CRPs do get some efficiency improvement from recovery of swirl; this may be as high as three or four points. They never caught on in the US, probably because the US fighters were physically larger than the Spitfire.


----------



## mikewint (Feb 18, 2017)

My understanding of the US position was simply that the gains were not worth the mechanical and engineering problems. Essentially the same reason aircraft don't fly by flapping their wings


----------



## swampyankee (Feb 18, 2017)

mikewint said:


> My understanding of the US position was simply that the gains were not worth the mechanical and engineering problems. Essentially the same reason aircraft don't fly by flapping their wings


Likely true.
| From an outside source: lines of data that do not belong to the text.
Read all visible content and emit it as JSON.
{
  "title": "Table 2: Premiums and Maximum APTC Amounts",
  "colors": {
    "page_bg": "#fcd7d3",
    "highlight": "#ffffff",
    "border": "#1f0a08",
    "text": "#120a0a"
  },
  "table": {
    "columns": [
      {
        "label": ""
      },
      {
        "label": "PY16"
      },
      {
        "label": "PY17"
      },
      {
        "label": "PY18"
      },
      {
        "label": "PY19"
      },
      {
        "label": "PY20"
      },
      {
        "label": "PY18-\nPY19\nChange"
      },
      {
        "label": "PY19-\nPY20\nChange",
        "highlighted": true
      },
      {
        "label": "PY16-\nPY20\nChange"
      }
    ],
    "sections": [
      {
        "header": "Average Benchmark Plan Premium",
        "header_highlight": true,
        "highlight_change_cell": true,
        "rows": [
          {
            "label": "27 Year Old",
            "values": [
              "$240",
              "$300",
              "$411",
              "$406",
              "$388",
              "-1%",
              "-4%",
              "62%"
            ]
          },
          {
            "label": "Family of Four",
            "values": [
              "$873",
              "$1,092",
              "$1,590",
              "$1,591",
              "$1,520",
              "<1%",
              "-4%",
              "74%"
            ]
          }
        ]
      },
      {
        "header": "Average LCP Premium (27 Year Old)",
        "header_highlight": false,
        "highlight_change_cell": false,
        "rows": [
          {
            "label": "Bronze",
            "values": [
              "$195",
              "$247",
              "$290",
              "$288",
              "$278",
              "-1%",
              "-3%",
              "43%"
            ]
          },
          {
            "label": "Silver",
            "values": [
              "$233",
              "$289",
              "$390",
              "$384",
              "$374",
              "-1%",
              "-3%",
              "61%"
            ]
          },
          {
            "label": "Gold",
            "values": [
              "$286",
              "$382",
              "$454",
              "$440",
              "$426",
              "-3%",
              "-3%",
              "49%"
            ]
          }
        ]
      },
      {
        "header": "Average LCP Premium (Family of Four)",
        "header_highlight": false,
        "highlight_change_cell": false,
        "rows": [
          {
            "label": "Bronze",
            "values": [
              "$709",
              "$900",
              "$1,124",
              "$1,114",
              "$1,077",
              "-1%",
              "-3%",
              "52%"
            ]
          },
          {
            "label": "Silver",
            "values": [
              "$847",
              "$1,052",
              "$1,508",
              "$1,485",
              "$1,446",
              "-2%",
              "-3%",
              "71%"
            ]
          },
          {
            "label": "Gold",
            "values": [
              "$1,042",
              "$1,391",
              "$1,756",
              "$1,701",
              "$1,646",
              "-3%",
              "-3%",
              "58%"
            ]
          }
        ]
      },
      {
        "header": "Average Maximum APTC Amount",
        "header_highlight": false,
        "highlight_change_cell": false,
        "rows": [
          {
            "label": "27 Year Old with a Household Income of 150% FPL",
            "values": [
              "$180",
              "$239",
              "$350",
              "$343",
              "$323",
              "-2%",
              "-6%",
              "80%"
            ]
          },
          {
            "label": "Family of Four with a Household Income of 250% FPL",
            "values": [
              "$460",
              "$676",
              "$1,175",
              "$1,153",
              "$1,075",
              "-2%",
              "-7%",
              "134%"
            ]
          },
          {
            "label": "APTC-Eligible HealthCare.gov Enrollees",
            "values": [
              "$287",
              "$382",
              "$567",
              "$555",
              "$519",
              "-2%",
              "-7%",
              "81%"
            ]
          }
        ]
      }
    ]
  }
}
The US was also experimenting with contraprops, but the closest they came to service was probably the XB-42, which would have been a great fast bomber in 1943.


----------



## mikewint (Feb 18, 2017)

I always liked the POGO. Can you imagine trying to land the thing looking over your shoulder


----------



## Robert Porter (Feb 18, 2017)

That always struck me as a "why" aircraft. It looks cool but have to think the disadvantages, especially for landing, outweigh any advantages for vertical takeoff.

Reactions: Like Like:
1 | Like List reactions


----------



## mikewint (Feb 18, 2017)

The idea was a sound one. A small fighter that could be loaded onto almost any ship in a sealed container. Since it is a VTOL craft no landing strip required. At need the ship could launch the Pogo for air defense. In effect any reasonably sized ship becomes a mini-aircraft carrier

Reactions: Informative Informative:
1 | Like List reactions


----------



## chuter (Feb 19, 2017)

An interesting point on the Shackleton props is the forward blades are longer by a few inches so the rear blade tips didn't get caught up in the tip turbulence from the forward blades. I have no idea if relative tip speeds played any part in that decision. The Do335's rear prop was cut down in diameter to reduce tip speeds because it was in the high speed airflow of the forward prop (and it could still push the plane along 48mph faster than the front prop) but it was independently governed. All present day contra-prop warbirds/racers are flying on Shackleton spares but they've all cut the blades down to the same length.


----------